Ghana says it is determined to join new West African currency

Ghana is determined to “do whatever we can” to join a new West African currency called the Eco, which will replace the France-backed CFA franc as soon as next year in eight regional countries, Ghana’s presidency said.

Ghana’s entry into the currency union would make it the bloc’s largest economy, narrowly ahead of neighbor Ivory Coast.
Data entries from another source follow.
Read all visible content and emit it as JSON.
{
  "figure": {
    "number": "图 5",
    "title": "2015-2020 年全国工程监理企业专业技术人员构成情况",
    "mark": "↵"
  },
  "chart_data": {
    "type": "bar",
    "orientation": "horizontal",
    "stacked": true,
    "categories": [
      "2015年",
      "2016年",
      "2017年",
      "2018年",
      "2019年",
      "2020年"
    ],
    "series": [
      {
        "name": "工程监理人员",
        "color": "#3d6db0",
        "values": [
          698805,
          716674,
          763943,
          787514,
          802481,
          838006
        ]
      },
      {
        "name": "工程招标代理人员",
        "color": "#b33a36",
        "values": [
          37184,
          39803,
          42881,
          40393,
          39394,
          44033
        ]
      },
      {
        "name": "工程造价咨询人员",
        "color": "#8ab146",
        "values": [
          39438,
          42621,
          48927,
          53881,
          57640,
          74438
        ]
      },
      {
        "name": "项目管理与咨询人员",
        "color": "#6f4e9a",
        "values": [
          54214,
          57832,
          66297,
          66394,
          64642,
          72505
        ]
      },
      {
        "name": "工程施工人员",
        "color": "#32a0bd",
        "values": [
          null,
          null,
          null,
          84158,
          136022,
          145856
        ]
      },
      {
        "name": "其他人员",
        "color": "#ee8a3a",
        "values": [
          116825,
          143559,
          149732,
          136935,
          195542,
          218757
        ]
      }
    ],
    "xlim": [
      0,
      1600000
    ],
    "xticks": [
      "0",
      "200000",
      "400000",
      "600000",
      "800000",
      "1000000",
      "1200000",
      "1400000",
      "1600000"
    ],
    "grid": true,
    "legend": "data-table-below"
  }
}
Ghana is not part of the West African Economic and Monetary Union (UEMOA) and has its own currency, the Cedi.

Ivory Coast President Alassane Ouattara and French President Emmanuel Macron announced earlier this month that West Africa’s monetary union had agreed to cut some financial links with Paris that have underpinned the region’s common currency since its creation soon after World War Two.

Under the deal, the Eco will remain pegged to the euro but the African countries in the bloc won’t have to keep half of their reserves in the French Treasury and a French representative will no longer sit on the currency union’s board.

“We, in Ghana, are determined to do whatever we can to enable us (to) join the Member States of UEMOA, soon, in the use of the Eco, as, we believe, it will help remove trade and monetary barriers,” President Nana Akufo-Addo’s office said in a statement.

The countries due to change from the CFA franc to the Eco are Benin, Burkina Faso, Guinea-Bissau, Ivory Coast, Mali, Niger, Senegal and Togo – all former French colonies except Guinea-Bissau.